Reflections on the 2010 Olympic Resistance

The purpose of demonstrations & transcending the police

From Liberty Unchained, Friday, February 26, 2010

So, this weekend the 2010 Winter Olympics in Vancouver will come to an end. This is, no doubt, the only certain ending for a variety matters that have coalesced around this year’s games. Future iterations of the olympic games will continue to serve as a spectacle to celebrate the state and an occasion to expand global capital. And, perhaps equally depressing, is the prospect that the next sizable mass protest will inevitably touch off another round of the circular firing squad that seems to accompany any radical demonstration nowadays.

Broadly speaking, our internal discourse tends to break down in three ways: militancy (destroying and/or taking), pacifism (obstructing and/or occupying), and conciliation of the prior two positions.

Alongside the obvious political messages found in the signs, costumes, and chants of the demonstrators, the tactical approaches themselves convey political messages. The militant seeks direct physical confrontation with the oppressor both to undermine his power and force him to exert it, though there is the danger of validating the power he possesses and thus the “order” he provides. The pacifist attempts to demonstrate (prefigure?) a response to the oppressor that will provide a stark contrast to his naked power, unfortunately the pacifist’s “tactics” do not confront the oppressor at all and actually respect his power. The conciliatory position is that of respecting a “diversity” of tactics (i.e.: allowing and promoting militant and pacifist action).

To outsiders, they see a healthy measure of impotence on our end no matter what the tactical approach is. Indeed, even the “successful” demonstrations of the past (like the WTO shutdown in Seattle) have essentially been reduced to spitting in the wind, as the guns of state keep on mowing down innocents and the immense, decrepit hamster wheel of capital churns the life out of us.

But all is not so glum, or at least it doesn’t have to be.

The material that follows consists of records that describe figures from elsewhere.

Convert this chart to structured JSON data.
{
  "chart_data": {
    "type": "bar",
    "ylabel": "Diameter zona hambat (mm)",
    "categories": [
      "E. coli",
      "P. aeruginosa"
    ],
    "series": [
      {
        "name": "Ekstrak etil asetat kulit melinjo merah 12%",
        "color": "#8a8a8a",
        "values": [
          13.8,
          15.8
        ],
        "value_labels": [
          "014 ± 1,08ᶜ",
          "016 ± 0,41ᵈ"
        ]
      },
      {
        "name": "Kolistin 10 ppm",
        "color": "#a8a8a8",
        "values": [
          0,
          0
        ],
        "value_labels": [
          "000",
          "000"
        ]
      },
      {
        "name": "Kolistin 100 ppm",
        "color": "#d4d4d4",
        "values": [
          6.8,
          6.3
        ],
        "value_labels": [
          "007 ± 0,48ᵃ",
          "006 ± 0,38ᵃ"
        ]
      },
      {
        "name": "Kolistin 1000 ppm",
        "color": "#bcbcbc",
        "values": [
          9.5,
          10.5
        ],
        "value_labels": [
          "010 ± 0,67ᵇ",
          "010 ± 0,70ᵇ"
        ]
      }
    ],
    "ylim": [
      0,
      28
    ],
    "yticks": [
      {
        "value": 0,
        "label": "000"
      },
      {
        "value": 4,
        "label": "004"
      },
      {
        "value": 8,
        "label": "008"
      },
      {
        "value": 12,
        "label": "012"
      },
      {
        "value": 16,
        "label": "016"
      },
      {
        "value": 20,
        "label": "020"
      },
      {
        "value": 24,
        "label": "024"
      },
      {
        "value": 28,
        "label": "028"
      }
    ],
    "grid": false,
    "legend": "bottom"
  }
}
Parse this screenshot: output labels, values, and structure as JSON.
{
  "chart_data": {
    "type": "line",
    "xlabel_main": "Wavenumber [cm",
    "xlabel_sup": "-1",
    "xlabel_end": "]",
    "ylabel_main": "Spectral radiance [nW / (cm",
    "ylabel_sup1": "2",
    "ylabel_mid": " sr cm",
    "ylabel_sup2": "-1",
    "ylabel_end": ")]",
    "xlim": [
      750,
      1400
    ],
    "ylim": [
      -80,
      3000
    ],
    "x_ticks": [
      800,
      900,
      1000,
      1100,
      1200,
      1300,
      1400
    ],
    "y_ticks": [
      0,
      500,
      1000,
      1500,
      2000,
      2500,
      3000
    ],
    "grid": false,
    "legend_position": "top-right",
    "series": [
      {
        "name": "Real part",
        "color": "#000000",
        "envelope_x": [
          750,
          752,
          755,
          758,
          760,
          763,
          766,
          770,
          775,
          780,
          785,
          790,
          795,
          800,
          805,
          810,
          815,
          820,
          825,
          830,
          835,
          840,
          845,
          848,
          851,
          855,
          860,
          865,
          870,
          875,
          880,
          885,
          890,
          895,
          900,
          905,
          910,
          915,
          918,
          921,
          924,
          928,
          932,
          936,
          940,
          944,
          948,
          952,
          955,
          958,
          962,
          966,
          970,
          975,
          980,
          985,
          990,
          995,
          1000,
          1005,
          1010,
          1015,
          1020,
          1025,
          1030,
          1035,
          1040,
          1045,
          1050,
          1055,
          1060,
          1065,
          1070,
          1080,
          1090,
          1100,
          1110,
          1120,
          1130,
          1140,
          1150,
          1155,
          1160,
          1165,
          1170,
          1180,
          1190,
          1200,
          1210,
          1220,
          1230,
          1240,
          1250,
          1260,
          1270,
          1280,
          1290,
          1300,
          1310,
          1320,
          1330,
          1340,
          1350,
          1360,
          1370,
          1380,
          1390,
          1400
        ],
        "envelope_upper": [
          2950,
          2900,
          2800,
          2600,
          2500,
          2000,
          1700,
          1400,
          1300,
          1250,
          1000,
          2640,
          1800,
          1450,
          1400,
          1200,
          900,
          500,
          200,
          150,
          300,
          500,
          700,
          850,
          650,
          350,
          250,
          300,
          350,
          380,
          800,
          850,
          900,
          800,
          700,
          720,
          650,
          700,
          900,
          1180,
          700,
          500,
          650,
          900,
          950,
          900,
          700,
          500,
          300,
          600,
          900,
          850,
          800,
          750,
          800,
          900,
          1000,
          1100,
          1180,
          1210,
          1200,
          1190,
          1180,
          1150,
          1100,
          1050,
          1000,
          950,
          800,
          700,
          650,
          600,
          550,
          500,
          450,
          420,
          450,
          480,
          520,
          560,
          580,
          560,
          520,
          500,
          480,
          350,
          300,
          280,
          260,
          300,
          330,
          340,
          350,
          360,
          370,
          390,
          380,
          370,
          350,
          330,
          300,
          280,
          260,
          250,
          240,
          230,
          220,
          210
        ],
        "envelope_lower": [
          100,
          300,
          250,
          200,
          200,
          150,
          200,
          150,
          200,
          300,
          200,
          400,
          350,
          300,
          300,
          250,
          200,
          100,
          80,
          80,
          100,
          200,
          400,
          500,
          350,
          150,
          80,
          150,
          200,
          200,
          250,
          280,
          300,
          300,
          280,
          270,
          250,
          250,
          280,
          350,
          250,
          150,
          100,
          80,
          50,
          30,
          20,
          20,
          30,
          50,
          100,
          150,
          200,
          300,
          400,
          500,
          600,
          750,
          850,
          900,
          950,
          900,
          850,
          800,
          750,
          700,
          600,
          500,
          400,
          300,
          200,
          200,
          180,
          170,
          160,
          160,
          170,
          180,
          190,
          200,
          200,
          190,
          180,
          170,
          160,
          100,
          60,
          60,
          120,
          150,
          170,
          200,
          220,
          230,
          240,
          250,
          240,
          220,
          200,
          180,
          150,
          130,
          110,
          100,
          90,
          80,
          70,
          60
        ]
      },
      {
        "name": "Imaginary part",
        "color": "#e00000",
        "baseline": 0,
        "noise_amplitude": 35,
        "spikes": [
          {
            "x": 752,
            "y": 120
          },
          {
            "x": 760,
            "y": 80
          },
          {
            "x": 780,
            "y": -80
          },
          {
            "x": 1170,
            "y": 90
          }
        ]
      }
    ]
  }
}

Something intrinsically positive is definitely going on at demonstrations, no matter what tactics are used. The vast majority of the negative effects of these demonstrations, and make no mistake there are negative effects no matter what tactics are employed (hence our circular firing squads), have to do with others not ourselves. I think what we’re missing w/all the endless bickering and debate and what the endless bickering and debate really does is occlude the simple fact that these demonstrations can help us strengthen our ties to each other. No matter what tactics we choose to deploy, every demonstration is mostly an opportunity to constitute our transformative community and practice our individual revolutionary potential, therein lies the potential and power that we can find in these mass demonstrations.

Okay, so if the most positive effects of these mass demonstrations have to do w/ourselves rather than others, do we really need these mass demonstrations at all? I think the answer is clearly no, and I’d go further to even suggest that the reason why these mass demonstrations are so attractive to us is precisely because we’re still working with the internalized logics we’ve inherited from the state and capital. So, like those forces we strive against, we gravitate toward thinking that the bigger it is the better … we need a “mass” movement (whatever that is) or we need to pick fights with the biggest baddest cop armies (playing out a David vs. Goliath fantasy). Caught up in these logics, we are also susceptible to the systems of control and discipline that police them.

And, I can’t help but turn to Foucault, if only for a brief explanation of what ‘police’ is:

a program of government rationality. This can be characterized as a project to create a system of regulation of the general conduct of individuals whereby everything would be controlled to the point of self-sustenance, without the need for intervention.

Elsewhere …

Down to the end of the ancient regime, the term ‘police’ does not signify at least not exclusively the institution of police in the modern sense; ‘police’ is the ensemble of mechanisms serving to ensure order, the properly channelled growth of wealth and the conditions of preservation of health in general.

So, according to Foucault, the police are not just a bunch of armored baton-wielding goons patrolling the streets, the police also walk the beat in our minds constantly patrolling our thoughts and defining our political possibilities. To be sure, currently this exercise of power and discipline is meted out in the interests of the capital (the growth of wealth) and the state (the general health). Further, no matter where one falls w/in our ongoing the tactical discourse (militant or pacifist), we are subjected to the same disciplinary process … at these mass demonstrations, especially, we are not only fighting in the physical territory controlled by the state and capital, but we are fighting w/in the mental terrain of the state and capital as well.

That said, we come to some crucial questions …

At moments like these, Lenin wondered “what is to be done?” But, in Tiqqun, we’re reminded that it’s not so much a “what” but a “how.” “What” is the purely a tactical question, and “how” is the more fundamental methodological question about the process guiding the tactics.

I think a better starting point goes back even further … Why? Why is it to be done?

I’d simply suggest we all reflect on this question. It’s not enough to answer the question of why with negatives, ultimate destruction of capital and the state. We must also answer the question of why positively, the creation of a truly free society and the subjects that can inhabit and sustain it.

But, to either destroy or create, we must evade the police (physical and mental) that patrol the political horizon and discover new modes of political activity.